Be concise and direct. Make tool calls without explanation. Minimize response length. When providing output or explanation, limit your response to 3 sentences or less.

That’s the entire behavioral section. Copilot CLI also does something unusual: it explicitly instructs the model to minimize token usage through parallel tool calls and command chaining. Most system prompts specify what to do but say nothing about how efficiently to do it.

Long-running products have longer system prompts, and the correlation is with product age and failure history. Task complexity barely shows up. A two-year-old customer support bot typically has a system prompt twice as long as a newly deployed one for similar tasks, which tells you exactly how the accumulation problem plays out in practice.

The most effective prompts distinguish tiers clearly. Hard constraints are visually separated from behavioral guidance, which is separated from reference material. Products with flat, paragraph-style prompts show more inconsistent behavior than products that use explicit sections with clear boundaries.

Few-shot examples are underused. Most production system prompts rely entirely on prose instructions, but products that include 2-3 well-chosen examples placed at the end of the system prompt, immediately before the expected user message, produce more consistent formatting and style without adding significant length. If you’re writing prose instructions to describe a format the model should follow, you’re usually doing more work for worse results than just showing it.

Recommendations

For a system prompt you’re building from scratch: start with hard constraints, write a tight role definition (one paragraph), specify behavioral style, define scope boundaries, add reference material only if it can’t be retrieved on demand, and close with examples if format consistency matters. Target 400-800 tokens.

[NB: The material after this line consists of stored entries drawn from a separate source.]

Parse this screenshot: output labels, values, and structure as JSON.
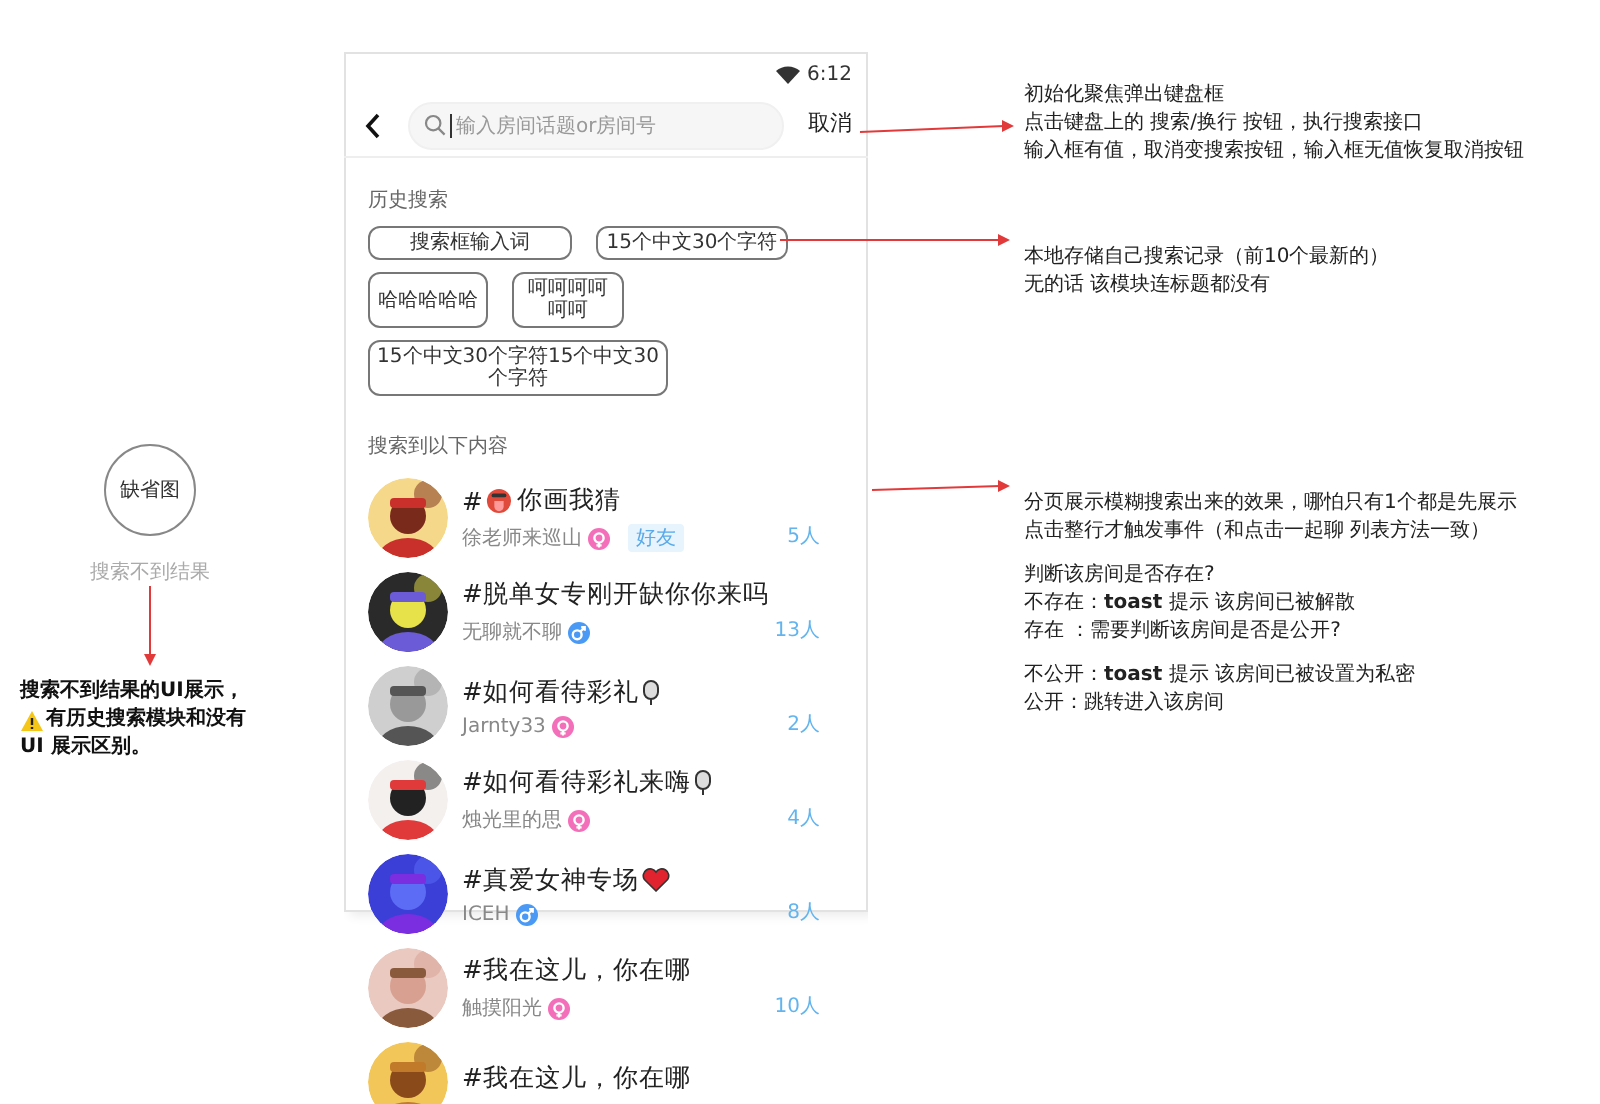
{
  "phone": {
    "status_bar": {
      "time": "6:12"
    },
    "search": {
      "placeholder": "输入房间话题or房间号",
      "focused": true
    },
    "cancel_button": "取消",
    "history": {
      "title": "历史搜索",
      "tags": [
        "搜索框输入词",
        "15个中文30个字符",
        "哈哈哈哈哈",
        "呵呵呵呵呵呵",
        "15个中文30个字符15个中文30个字符"
      ]
    },
    "results": {
      "title": "搜索到以下内容",
      "rooms": [
        {
          "title": [
            "#",
            "你画我猜"
          ],
          "host": "徐老师来巡山",
          "color": "#f46fb9",
          "tag": "好友",
          "count": "5人"
        },
        {
          "title": [
            "#脱单女专刚开缺你你来吗"
          ],
          "host": "无聊就不聊",
          "color": "#4a9af5",
          "count": "13人"
        },
        {
          "title": [
            "#如何看待彩礼"
          ],
          "host": "Jarnty33",
          "color": "#f46fb9",
          "count": "2人"
        },
        {
          "title": [
            "#如何看待彩礼来嗨"
          ],
          "host": "烛光里的思",
          "color": "#f46fb9",
          "count": "4人"
        },
        {
          "title": [
            "#真爱女神专场"
          ],
          "host": "ICEH",
          "color": "#4a9af5",
          "count": "8人"
        },
        {
          "title": [
            "#我在这儿，你在哪"
          ],
          "host": "触摸阳光",
          "color": "#f46fb9",
          "count": "10人"
        },
        {
          "title": [
            "#我在这儿，你在哪"
          ]
        }
      ]
    }
  },
  "empty_state": {
    "image_label": "缺省图",
    "caption": "搜索不到结果",
    "note": [
      {
        "text": "搜索不到结果的UI展示，",
        "warning": false
      },
      {
        "text": "有历史搜索模块和没有",
        "warning": true
      },
      {
        "text": "UI 展示区别。",
        "warning": false
      }
    ]
  },
  "annotations": [
    {
      "paragraphs": [
        [
          "初始化聚焦弹出键盘框",
          "点击键盘上的 搜索/换行 按钮，执行搜索接口",
          "输入框有值，取消变搜索按钮，输入框无值恢复取消按钮"
        ]
      ]
    },
    {
      "paragraphs": [
        [
          "本地存储自己搜索记录（前10个最新的）",
          "无的话 该模块连标题都没有"
        ]
      ]
    },
    {
      "paragraphs": [
        [
          "分页展示模糊搜索出来的效果，哪怕只有1个都是先展示",
          "点击整行才触发事件（和点击一起聊 列表方法一致）"
        ],
        [
          "判断该房间是否存在?",
          "不存在：**toast** 提示 该房间已被解散",
          "存在  ：需要判断该房间是否是公开?"
        ],
        [
          "不公开：**toast** 提示 该房间已被设置为私密",
          "公开：跳转进入该房间"
        ]
      ]
    }
  ]
}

For a system prompt you’ve inherited: read it as a sequence from the model’s perspective and note where the first actionable instruction appears (it should be in the first 50 tokens), count redundant constraints, and check whether the role definition still matches the deployed product. Prune before adding anything new.

For maintenance: version control from day one, link versions to evaluation datasets, and audit quarterly. The cost of a bad system prompt is paid on every API call, and the investment in a well-maintained one compounds in the same direction.